Brown’s House Bill 37 was recently passed by the House Transportation Committee. Next the bill will go to the PA House to be voted on.

“While cellphones and other interactive communication devices do enable us to keep in touch with our families and work while we’re on the go, it is always important to keep in mind that there are times and places to use them,” Brown said. “The best cellphone use while driving is still no cellphone use; however, House Bill 37 works to balance the use of technology while increasing this driver responsibility.”

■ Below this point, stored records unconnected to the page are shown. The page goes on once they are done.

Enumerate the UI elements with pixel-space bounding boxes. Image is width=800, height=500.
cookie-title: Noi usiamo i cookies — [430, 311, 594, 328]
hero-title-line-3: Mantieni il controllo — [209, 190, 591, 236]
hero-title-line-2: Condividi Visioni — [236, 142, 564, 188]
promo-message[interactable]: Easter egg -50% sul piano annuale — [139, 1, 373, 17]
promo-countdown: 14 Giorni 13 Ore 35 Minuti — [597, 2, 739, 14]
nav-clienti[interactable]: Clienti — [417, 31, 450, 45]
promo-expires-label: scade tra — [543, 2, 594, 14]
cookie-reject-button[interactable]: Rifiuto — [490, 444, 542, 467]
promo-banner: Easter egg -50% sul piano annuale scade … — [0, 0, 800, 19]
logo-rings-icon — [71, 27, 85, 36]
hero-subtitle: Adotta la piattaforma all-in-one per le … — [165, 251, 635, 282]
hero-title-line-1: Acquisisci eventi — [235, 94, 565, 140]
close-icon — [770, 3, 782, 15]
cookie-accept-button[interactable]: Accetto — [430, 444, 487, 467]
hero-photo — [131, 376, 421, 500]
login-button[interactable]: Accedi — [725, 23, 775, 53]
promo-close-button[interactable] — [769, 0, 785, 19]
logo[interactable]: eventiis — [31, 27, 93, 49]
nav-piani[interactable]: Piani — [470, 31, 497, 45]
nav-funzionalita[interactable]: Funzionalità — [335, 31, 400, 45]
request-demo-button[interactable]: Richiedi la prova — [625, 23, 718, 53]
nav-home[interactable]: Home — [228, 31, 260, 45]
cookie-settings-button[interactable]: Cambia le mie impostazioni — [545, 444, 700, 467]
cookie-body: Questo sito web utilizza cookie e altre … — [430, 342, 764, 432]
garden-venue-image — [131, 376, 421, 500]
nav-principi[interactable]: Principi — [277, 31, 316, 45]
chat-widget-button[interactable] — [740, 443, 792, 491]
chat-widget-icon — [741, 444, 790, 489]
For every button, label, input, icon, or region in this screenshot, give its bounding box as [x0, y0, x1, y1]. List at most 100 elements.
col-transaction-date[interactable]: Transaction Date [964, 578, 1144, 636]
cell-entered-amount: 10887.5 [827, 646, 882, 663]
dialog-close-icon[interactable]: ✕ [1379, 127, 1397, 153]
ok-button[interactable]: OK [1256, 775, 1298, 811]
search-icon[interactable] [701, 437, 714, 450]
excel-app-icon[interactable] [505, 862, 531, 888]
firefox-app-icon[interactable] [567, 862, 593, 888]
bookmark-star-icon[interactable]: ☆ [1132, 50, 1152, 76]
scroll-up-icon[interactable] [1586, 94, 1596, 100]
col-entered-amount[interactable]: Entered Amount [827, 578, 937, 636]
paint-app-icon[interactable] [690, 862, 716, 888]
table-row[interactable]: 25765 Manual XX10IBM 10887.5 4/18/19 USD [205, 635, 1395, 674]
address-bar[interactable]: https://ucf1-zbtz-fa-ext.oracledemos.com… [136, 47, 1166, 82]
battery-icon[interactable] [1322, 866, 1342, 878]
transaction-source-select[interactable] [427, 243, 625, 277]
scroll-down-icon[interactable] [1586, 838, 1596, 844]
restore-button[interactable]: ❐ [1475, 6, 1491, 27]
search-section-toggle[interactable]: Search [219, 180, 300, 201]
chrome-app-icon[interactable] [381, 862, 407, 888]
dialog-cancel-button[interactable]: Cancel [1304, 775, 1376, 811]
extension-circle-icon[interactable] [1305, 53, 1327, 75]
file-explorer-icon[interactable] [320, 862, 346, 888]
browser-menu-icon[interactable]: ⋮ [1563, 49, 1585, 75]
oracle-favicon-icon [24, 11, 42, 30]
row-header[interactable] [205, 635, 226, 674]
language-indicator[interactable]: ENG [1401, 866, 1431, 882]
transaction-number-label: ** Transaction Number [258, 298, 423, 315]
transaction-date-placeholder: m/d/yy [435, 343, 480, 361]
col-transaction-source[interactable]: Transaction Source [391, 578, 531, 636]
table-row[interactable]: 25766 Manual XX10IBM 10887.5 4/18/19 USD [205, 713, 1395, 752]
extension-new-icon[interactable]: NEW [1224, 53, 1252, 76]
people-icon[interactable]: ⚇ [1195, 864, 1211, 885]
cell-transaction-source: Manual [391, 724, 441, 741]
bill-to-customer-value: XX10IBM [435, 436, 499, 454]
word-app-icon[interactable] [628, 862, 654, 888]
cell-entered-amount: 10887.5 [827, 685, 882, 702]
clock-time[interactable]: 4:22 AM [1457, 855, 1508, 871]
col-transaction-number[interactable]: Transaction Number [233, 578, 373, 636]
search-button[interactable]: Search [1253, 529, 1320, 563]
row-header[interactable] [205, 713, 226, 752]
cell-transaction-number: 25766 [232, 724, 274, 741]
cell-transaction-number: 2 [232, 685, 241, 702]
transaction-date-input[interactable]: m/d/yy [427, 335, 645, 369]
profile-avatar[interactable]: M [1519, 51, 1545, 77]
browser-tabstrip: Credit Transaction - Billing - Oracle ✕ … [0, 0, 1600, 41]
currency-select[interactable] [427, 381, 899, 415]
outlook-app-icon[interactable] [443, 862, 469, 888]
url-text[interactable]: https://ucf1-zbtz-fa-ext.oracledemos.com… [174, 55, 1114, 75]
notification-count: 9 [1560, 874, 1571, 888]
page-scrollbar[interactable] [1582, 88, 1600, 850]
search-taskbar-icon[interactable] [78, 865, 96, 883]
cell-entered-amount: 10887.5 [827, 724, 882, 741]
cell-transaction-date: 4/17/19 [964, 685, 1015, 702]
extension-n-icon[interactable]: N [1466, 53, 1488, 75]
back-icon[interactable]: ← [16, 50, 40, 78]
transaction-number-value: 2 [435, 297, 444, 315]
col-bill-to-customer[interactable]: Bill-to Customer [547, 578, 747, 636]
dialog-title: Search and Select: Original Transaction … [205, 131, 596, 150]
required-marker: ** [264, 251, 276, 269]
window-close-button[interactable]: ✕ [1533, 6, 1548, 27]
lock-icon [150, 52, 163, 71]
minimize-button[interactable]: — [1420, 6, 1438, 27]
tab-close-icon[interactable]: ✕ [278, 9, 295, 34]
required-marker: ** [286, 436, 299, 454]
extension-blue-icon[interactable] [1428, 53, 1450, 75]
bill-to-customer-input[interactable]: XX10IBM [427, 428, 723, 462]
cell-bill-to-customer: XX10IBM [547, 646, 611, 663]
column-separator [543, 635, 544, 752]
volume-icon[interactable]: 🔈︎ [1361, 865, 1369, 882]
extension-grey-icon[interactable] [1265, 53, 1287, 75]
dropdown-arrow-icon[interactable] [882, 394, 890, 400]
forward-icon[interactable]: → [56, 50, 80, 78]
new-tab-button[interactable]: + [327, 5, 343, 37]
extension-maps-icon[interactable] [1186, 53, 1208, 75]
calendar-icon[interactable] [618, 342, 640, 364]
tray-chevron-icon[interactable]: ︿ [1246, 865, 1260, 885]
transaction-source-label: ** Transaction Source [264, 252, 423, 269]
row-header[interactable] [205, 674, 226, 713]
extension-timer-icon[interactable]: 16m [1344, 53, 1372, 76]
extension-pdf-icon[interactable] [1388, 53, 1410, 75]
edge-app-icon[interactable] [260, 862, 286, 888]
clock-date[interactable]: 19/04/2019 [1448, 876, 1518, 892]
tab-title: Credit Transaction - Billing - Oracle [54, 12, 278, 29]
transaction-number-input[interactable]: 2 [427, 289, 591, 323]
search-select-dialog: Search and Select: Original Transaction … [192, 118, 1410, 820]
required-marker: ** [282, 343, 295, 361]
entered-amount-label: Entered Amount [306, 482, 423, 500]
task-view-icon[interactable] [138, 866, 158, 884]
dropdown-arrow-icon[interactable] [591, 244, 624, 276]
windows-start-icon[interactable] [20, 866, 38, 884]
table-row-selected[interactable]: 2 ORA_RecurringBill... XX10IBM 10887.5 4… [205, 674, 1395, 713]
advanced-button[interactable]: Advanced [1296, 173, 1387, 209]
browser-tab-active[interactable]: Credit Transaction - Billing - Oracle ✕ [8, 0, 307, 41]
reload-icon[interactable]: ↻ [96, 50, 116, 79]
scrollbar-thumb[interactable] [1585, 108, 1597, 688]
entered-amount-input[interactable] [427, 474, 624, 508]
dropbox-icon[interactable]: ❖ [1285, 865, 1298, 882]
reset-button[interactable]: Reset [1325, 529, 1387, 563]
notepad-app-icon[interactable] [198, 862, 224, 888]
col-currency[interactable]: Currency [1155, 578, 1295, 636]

If enacted into law, House Bill 37 would:

  • Make driving a vehicle while holding or supporting any electronic wireless device, regardless of the driver’s age a primary offense that carries a $100 fine (with no points on a license).
  • Increase the fine for texting while driving from $50 to $100.
  • Clarify that no person can be cited for both texting while driving and driving while supporting or holding an electronic wireless device at the same time.
  • Create a five-year optional sentence enhancement for those guilty of homicide by vehicle, as well as a violation of the hand-held prohibition during the same incident (mirrors the current texting ban).
  • Ensure a person under the age of 18 prior to taking a driver’s exam view educational materials provided on PennDOT’s site on the dangers of distracted driving.  
  • Require the portion of the examination on traffic laws to contain at least one question on distracted driving.

“This legislation is reasonable, realistic and works to cultivate safer driving behaviors with cell phone use, all of which is possible for us to do to help protect each other,” added Brown.

Brown is also asking the public to reach out to their legislators and ask them to support House Bill 37. You can find your legislator online by visiting the PA General Assembly website.